Um homem criou um boneco de metal tão perfeito, empregando
tanto sentimento naquela criação, que o que a princípio era apenas um brinquedo,
tomou vida. O homem, fascinado por sua criação, o tomou como um filho e o
tratou como tal, tanto que, pouco a pouco, o que havia de metal, óleos e
engrenagens no corpo do boneco, foi se transformando, metamorfoseando em pele,
sangue e órgãos.
O pai
daquela criação-boneco-menino, sentia-se cada dia mais feliz, embora se
preocupasse, pois as pessoas pareciam não entender e ver aquela forma de vida,
criada por suas próprias mãos e sentimentos, como humana, por mais dotado de
sentimentos que fosse. O menino, então, foi criado e cresceu dentro daquela
casa, sem conhecer o mundo exterior além daquele que o seu pai queria lhe
mostrar.
Aquela casa
enorme, no entanto, começou a ficar pouco a pouco pequena para o menino, que
ansiava em ver o mundo, que só via muito de longe através de um janela que
vivia trancada e protegida por grades. Ele pediu, com lágrimas nos olhos, ao
pai, todo dia, para ver o mundo, e o pai, por mais que sentisse doer fundo na
alma ver as lágrimas do filho, negava aquele pedido.
Um dia o
homem saiu de casa e deixou o menino sozinho por alguns instantes, que
observava com olhos atentos todos os movimentos do pai. Quando ele saiu, o menino
afastou os móveis para subir até uma janela bem alta, a única que não tinha
grades na casa e que ficava aberta, e lá do alto, pôde vislumbrar com clareza o
que era o Mundo.

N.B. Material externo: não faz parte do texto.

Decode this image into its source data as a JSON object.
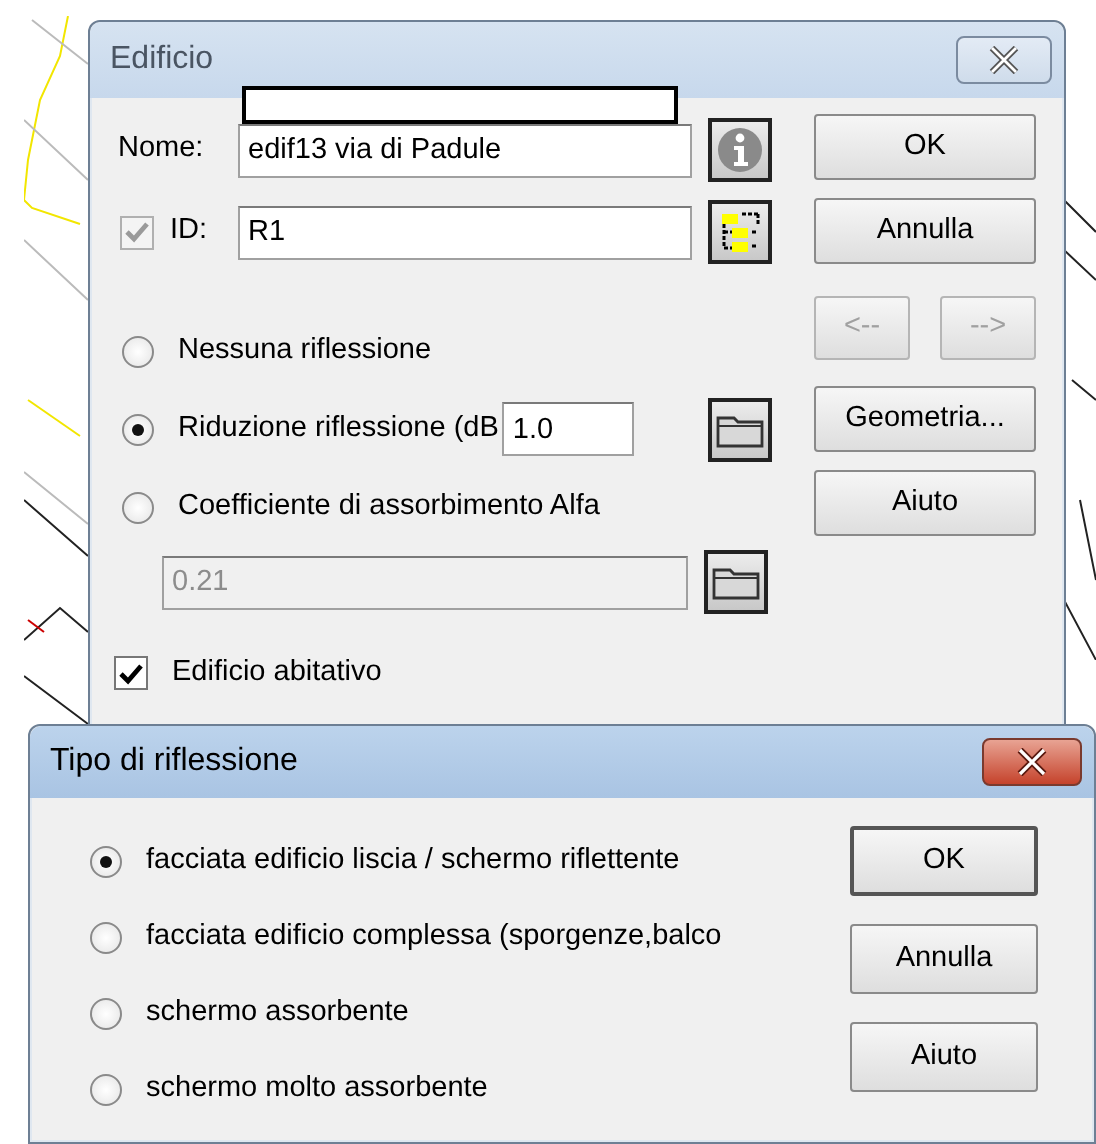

Ele se apoiou no parapeito da janela e olhou para baixo. Era um
salto/ queda de muito alto, e ele sentiu, pela primeira vez na vida, a sensação
de medo, mas o desejo e curiosidade de conhecer o mundo era maior, e ele se
deixou levar sendo seguro pelos braços do vento. Aterrissou no chão com um
baque surto e desejou que seu corpo fosse ainda de metal, e não de ossos,
músculos e articulações. Sentiu uma dor lascinante nas pernas. Olhou para o
alto, para a janela, e se perguntou se tinha tomado a decisão correta, se seu
pai ficaria muito furioso, decepcionado com ele, por ele ter fugido de casa.
O menino, a
princípio assustado com todo o mundo que se descortinava à sua frente, deu uns
passos incertos, mas logo estava correndo, livre, tal como um pássaro no céu
numa primeira manhã de Primavera. Viu animais que ele não sabia existir,
encontrou pessoas, que, assustadas com aquela alegria e os gritos do menino
livre, se afastavam, dando caminho para que ele corresse pelas ruas.
Extasiado com
aquela alegria provocada pela liberdade adquirida, o menino ficou dias a fio
andando, dormindo ao relento, se protegendo do sol do meio dia sob a sombra de
uma frondosa árvore, comendo apenas frutas que encontrava no chão, que ainda
árvore soltava para ele. Viveu feliz até o dia em que as pessoas descobriram
quem ele era. A partir de então ele passou a ser apontado nas ruas e onde quer
que andasse. As pessoas bloqueavam o seu caminho e outros meninos, quando ele
passava correndo, colocavam o pé para que ele tropeçasse. Até as árvores, que
antes lhe davam frutos, pareciam esconder entre suas folhagens aquilo que o
menino tão humildemente pedia. Os cachorros, na rua, latiam para ele e o faziam
fugir correndo dos bairros por onde antes andava tão tranquilamente.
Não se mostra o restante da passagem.